Does DataMiner process personal data in a GDPR-compliant manner?
With regard to the General Data Protection Regulation (GDPR), DataMiner provides a full range of possibilities to ensure that all personal data is processed in a GDPR-compliant manner.
It is important to understand that DataMiner is a generic data collection platform. The user has full control over it, including which data is collected and how it is processed. Therefore, it is up to the user to decide whether to process technical data only or to also include personal data. Users can do so in their capacity of controller or processor, and based on a specified predefined legal basis.
In case the user chooses to process personal data via DataMiner, a specific retention period can perfectly be defined. This can be for e.g. one hour, but also several months. It is up to the user to define and to configure a proportional retention period for the personal data that is being processed.
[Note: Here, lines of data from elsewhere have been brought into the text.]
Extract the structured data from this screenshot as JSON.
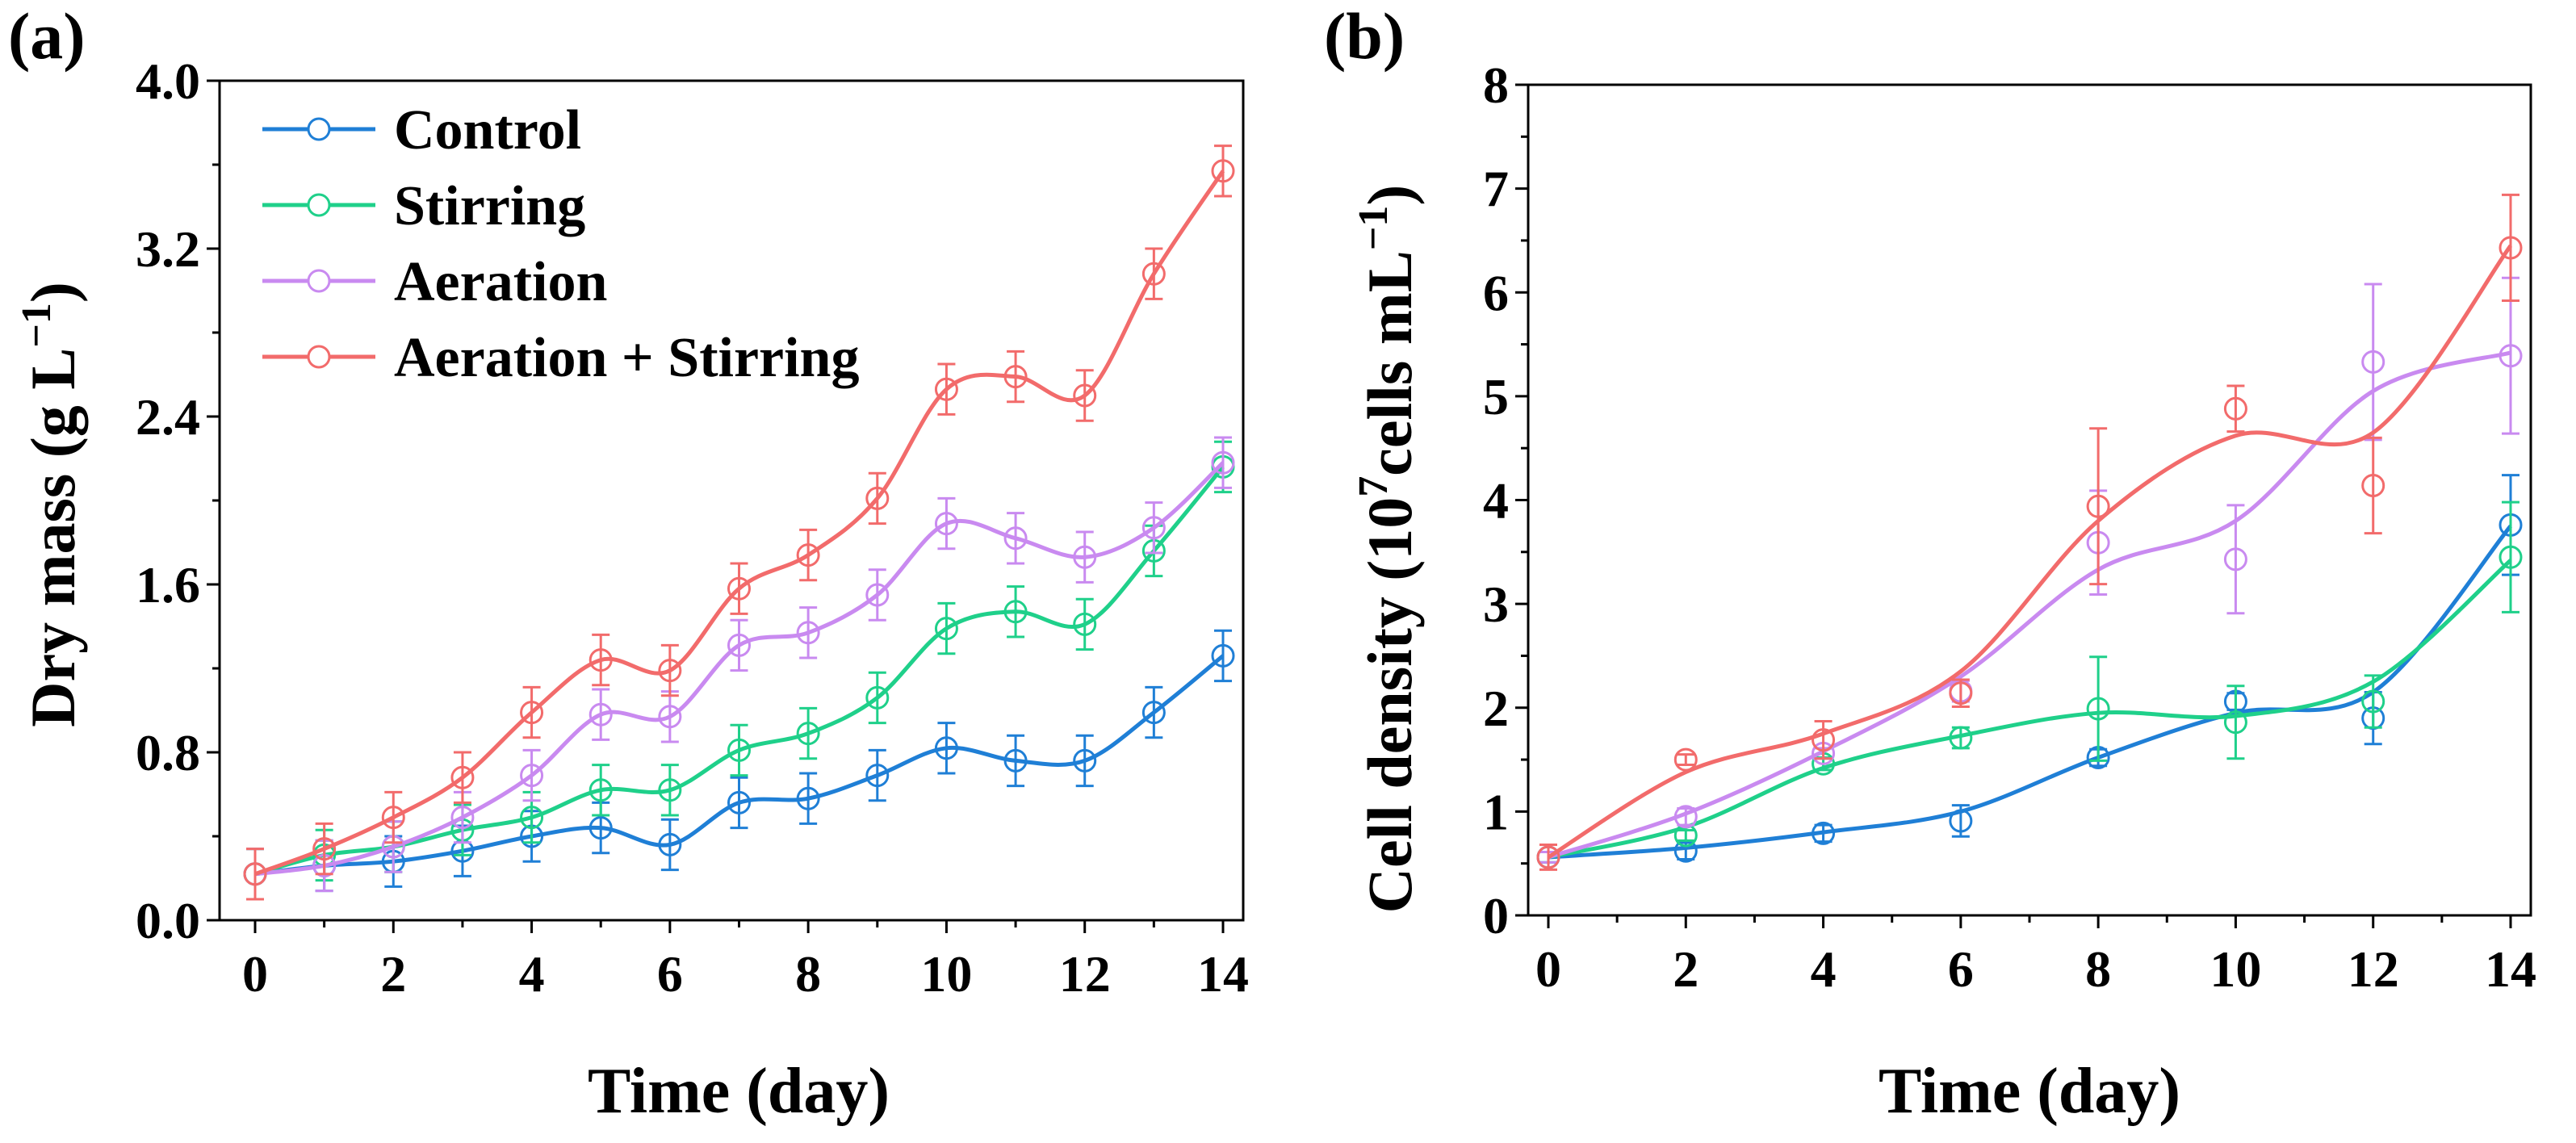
{
  "chart_data": [
    {
      "panel_label": "(a)",
      "type": "line",
      "xlabel": "Time (day)",
      "ylabel": "Dry mass (g L",
      "ylabel_sup": "−1",
      "ylabel_end": ")",
      "xlim": [
        0,
        14
      ],
      "ylim": [
        0,
        4.0
      ],
      "xticks": [
        0,
        2,
        4,
        6,
        8,
        10,
        12,
        14
      ],
      "xtick_labels": [
        "0",
        "2",
        "4",
        "6",
        "8",
        "10",
        "12",
        "14"
      ],
      "yticks": [
        0,
        0.8,
        1.6,
        2.4,
        3.2,
        4.0
      ],
      "ytick_labels": [
        "0.0",
        "0.8",
        "1.6",
        "2.4",
        "3.2",
        "4.0"
      ],
      "legend_position": "top-left",
      "x": [
        0,
        1,
        2,
        3,
        4,
        5,
        6,
        7,
        8,
        9,
        10,
        11,
        12,
        13,
        14
      ],
      "series": [
        {
          "name": "Control",
          "color": "#1f7fd6",
          "values": [
            0.22,
            0.26,
            0.28,
            0.33,
            0.4,
            0.44,
            0.36,
            0.56,
            0.58,
            0.69,
            0.82,
            0.76,
            0.76,
            0.99,
            1.26
          ]
        },
        {
          "name": "Stirring",
          "color": "#1fd08a",
          "values": [
            0.22,
            0.31,
            0.35,
            0.43,
            0.49,
            0.62,
            0.62,
            0.81,
            0.89,
            1.06,
            1.39,
            1.47,
            1.41,
            1.76,
            2.16
          ]
        },
        {
          "name": "Aeration",
          "color": "#c98af0",
          "values": [
            0.22,
            0.26,
            0.35,
            0.49,
            0.69,
            0.98,
            0.97,
            1.31,
            1.37,
            1.55,
            1.89,
            1.82,
            1.73,
            1.87,
            2.18
          ]
        },
        {
          "name": "Aeration + Stirring",
          "color": "#f26b6b",
          "values": [
            0.22,
            0.34,
            0.49,
            0.68,
            0.99,
            1.24,
            1.19,
            1.58,
            1.74,
            2.01,
            2.53,
            2.59,
            2.5,
            3.08,
            3.57
          ]
        }
      ]
    },
    {
      "panel_label": "(b)",
      "type": "line",
      "xlabel": "Time (day)",
      "ylabel": "Cell density (10",
      "ylabel_sup": "7",
      "ylabel_mid": "cells mL",
      "ylabel_sup2": "−1",
      "ylabel_end": ")",
      "xlim": [
        0,
        14
      ],
      "ylim": [
        0,
        8
      ],
      "xticks": [
        0,
        2,
        4,
        6,
        8,
        10,
        12,
        14
      ],
      "xtick_labels": [
        "0",
        "2",
        "4",
        "6",
        "8",
        "10",
        "12",
        "14"
      ],
      "yticks": [
        0,
        1,
        2,
        3,
        4,
        5,
        6,
        7,
        8
      ],
      "ytick_labels": [
        "0",
        "1",
        "2",
        "3",
        "4",
        "5",
        "6",
        "7",
        "8"
      ],
      "x": [
        0,
        2,
        4,
        6,
        8,
        10,
        12,
        14
      ],
      "series": [
        {
          "name": "Control",
          "color": "#1f7fd6",
          "values": [
            0.56,
            0.62,
            0.79,
            0.91,
            1.52,
            2.06,
            1.9,
            3.76
          ],
          "error": [
            0.05,
            0.08,
            0.08,
            0.15,
            0.08,
            0.08,
            0.25,
            0.48
          ],
          "fit": [
            0.56,
            0.65,
            0.8,
            1.0,
            1.52,
            1.95,
            2.15,
            3.75
          ]
        },
        {
          "name": "Stirring",
          "color": "#1fd08a",
          "values": [
            0.56,
            0.77,
            1.46,
            1.71,
            1.99,
            1.86,
            2.06,
            3.45
          ],
          "error": [
            0.05,
            0.05,
            0.06,
            0.1,
            0.5,
            0.35,
            0.25,
            0.53
          ],
          "fit": [
            0.56,
            0.85,
            1.42,
            1.73,
            1.95,
            1.92,
            2.25,
            3.42
          ]
        },
        {
          "name": "Aeration",
          "color": "#c98af0",
          "values": [
            0.56,
            0.95,
            1.56,
            2.16,
            3.59,
            3.43,
            5.33,
            5.39
          ],
          "error": [
            0.05,
            0.08,
            0.05,
            0.1,
            0.5,
            0.52,
            0.75,
            0.75
          ],
          "fit": [
            0.56,
            0.98,
            1.58,
            2.3,
            3.33,
            3.8,
            5.05,
            5.42
          ]
        },
        {
          "name": "Aeration + Stirring",
          "color": "#f26b6b",
          "values": [
            0.56,
            1.5,
            1.69,
            2.14,
            3.94,
            4.88,
            4.14,
            6.43
          ],
          "error": [
            0.12,
            0.05,
            0.18,
            0.13,
            0.75,
            0.22,
            0.46,
            0.51
          ],
          "fit": [
            0.56,
            1.38,
            1.75,
            2.35,
            3.8,
            4.62,
            4.65,
            6.45
          ]
        }
      ]
    }
  ]
}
Typical examples include the following:
Regular polling of personal data: In this case, the user will only keep the last value that is fetched. If the value contains personal data, then the retention period ends when the data is polled again. Access to this personal data can be controlled via the DataMiner Security configuration, where you can specify which users in your company can access this information.
Alarm Records: The user will only retain these records if alarm thresholds have been applied. This can be an alarm record containing personal data that is created and stored each time the user-defined threshold is reached. The time that DataMiner will keep this alarm record is also fully user-definable (e.g. after a certain time, DataMiner will automatically delete the record).
Performance Graph: The user can enable or disable performance tracking on metrics, including metrics that hold personal data. Similar to the alarm messages, the user can define how long the system will retain that personal data. Moreover, DataMiner provides multiple privacy settings that users can apply within their organization. These settings consist of generic options that can be leveraged to flag, contain or fence off specific data. This includes access controls, visibility controls, custom properties on elements, etc.
From a security point of view, DataMiner has the capability to use industry-standard encryption. However, the methods used by DataMiner to extract data (which can include personal data as outlined above) from the third-party systems that are managed by DataMiner are defined by those third-party systems. If such a third-party system does not support encryption, and personal data is extracted from it using DataMiner, then that data will be exchanged in a clear format that can be read from the wire.
All of these tools and configuration possibilities should allow each user to put in place the necessary GDPR controls when DataMiner is being used to process personal data. Nevertheless, each user will still have to fulfill their proper obligations towards the data subject(s) in question (e.g. permissions, etc.).